L’actualité fournie de ce Printemps arabe a déjà relégué au second plan l’évolution de la situation en Egypte dont les médias ne se soucient plus guère. Pourtant, ce qui suit une révolution est souvent plus important que la rupture qu’elle a provoquée. Détruire, c’est souvent nécessaire, pas toujours facile, construire, c’est long et difficile.
Le Caire peut s’enorgueillir d’un opéra et de deux orchestres, l’un pour le lyrique et le ballet, l’autre pour le concert, l’Orchestre symphonique du Caire, dont c’est la 52e saison.
A l’origine, il y avait dans la capitale égyptienne un opéra construit au moment de l’inauguration du Canal de Suez et qui devait accueillir la création d’Aida. Mais Verdi n’avait pas fini en temps voulu et c’est Rigoletto qui fut représenté. L’Orchestre symphonique vit le jour sous le régime de Nasser. Pour compléter les ressources locales on fit appel à des musiciens du bloc soviétique avec lequel le régime entretenait alors des relations privilégiées. L’Opéra historique fut détruit dans un malencontreux incendie en 1971, mais la place sur laquelle il se tenait porte encore le nom de Midan Opera (place de l’Opéra) alors qu’un parking l’a remplacé. Depuis 1988, Le Caire dispose d’un nouveau complexe offert par le Japon, avec notamment trois salles (dont un espace de plein air) et un musée d’art moderne.
Chaque saison, je viens travailler le répertoire français avec l’Orchestre symphonique qui n’a pas beaucoup d’occasions de jouer notre musique. L’esthétique de cet ensemble est difficile à définir : de jeunes instrumentistes égyptiens ont remplacé au fil des années les « musiciens importés », mais le style russe reste d’autant plus prédominant que ces aînés étaient aussi enseignants. A la nouvelle génération, certains ont parfait leur formation en Europe occidentale ou aux Etats-Unis et l’essentiel des efforts d’Ines Abdel Dayem, la directrice de l’orchestre, porte sur la cohésion, la rigueur et la curiosité pour élargir le répertoire, autant de qualités qui ne sont pas naturelles dans les pays du pourtour méditerranéen. En une semaine de travail, le résultat est incroyable car, par nature, l’Egyptien est vif et accueillant, mais faute de tradition bien ancrée tout repose sur un fil et, chaque année, il faut tirer des couches profondes de la mémoire ce qui a été semé.

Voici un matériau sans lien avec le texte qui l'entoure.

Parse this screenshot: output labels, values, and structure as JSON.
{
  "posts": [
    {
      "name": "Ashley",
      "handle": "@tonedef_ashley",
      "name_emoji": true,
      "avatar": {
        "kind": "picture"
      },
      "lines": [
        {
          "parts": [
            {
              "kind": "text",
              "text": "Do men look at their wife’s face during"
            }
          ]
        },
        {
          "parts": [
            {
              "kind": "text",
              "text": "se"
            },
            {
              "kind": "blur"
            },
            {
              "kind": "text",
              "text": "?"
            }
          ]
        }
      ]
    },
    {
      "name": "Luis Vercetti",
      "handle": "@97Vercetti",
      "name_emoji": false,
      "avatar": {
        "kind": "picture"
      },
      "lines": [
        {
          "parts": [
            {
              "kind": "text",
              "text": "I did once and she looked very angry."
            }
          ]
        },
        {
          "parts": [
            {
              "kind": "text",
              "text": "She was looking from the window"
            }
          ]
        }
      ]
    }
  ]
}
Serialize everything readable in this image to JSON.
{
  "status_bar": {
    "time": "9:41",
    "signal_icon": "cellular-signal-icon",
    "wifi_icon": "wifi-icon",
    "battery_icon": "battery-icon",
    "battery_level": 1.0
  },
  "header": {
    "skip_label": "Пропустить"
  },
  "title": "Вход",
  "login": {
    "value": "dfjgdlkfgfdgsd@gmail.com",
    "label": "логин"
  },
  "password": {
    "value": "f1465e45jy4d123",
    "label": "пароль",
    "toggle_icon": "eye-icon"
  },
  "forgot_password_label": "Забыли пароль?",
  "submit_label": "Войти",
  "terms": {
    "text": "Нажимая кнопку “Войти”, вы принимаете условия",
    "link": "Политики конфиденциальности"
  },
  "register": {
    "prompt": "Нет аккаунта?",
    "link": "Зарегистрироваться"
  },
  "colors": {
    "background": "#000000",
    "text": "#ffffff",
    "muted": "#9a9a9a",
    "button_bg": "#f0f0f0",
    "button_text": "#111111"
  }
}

Le monde arabe montre depuis quelques années une grande curiosité à l’égard de notre musique symphonique. On a vu naître des orchestres à Beyrouth, Damas, Amman, au Qatar, sans oublier la Turquie où la tradition est plus ancienne. Le Caire peut s’enorgueillir du droit d’aînesse, lourde responsabilité car une fois passé l’enthousiasme de la jeunesse, il faut transformer l’essai.
Quelle sera l’incidence de la récente Révolution sur ces structures musicales ? Dans l’immédiat, l’orchestre doit surmonter le choc psychologique des récents évènements et de six semaines d’inactivité. De telles épreuves ébranleraient la cohésion du moindre groupe. Pour la suite, j’aimerais ne pas être pessimiste, mais dans un pays qui a besoin de tout pour nourrir une population des plus pauvres, les nouveaux élus n’auront-ils pas tendance à considérer le coût de la musique occidentale comme un luxe élitiste dont il faut réduire l’ampleur ? Ce risque réel qu’ont connu et que connaissent aujourd’hui les orchestres de l’Europe de l’Est, les musiciens égyptiens semblent ne pas l’appréhender. La découverte des diverses formes de liberté prime dans l’immédiat. Chacun veut sa part de gâteau, ce que l’on peut comprendre dans une certaine mesure. Mais un jour, les technocrates découvriront qu’inviter des spectacles « clé en main », c’est moins coûteux et moins compliqué que de créer et entretenir un tissu culturel. Aux musiciens égyptiens de montrer qu’ils ont un rôle important à jouer dans la nouvelle Egypte.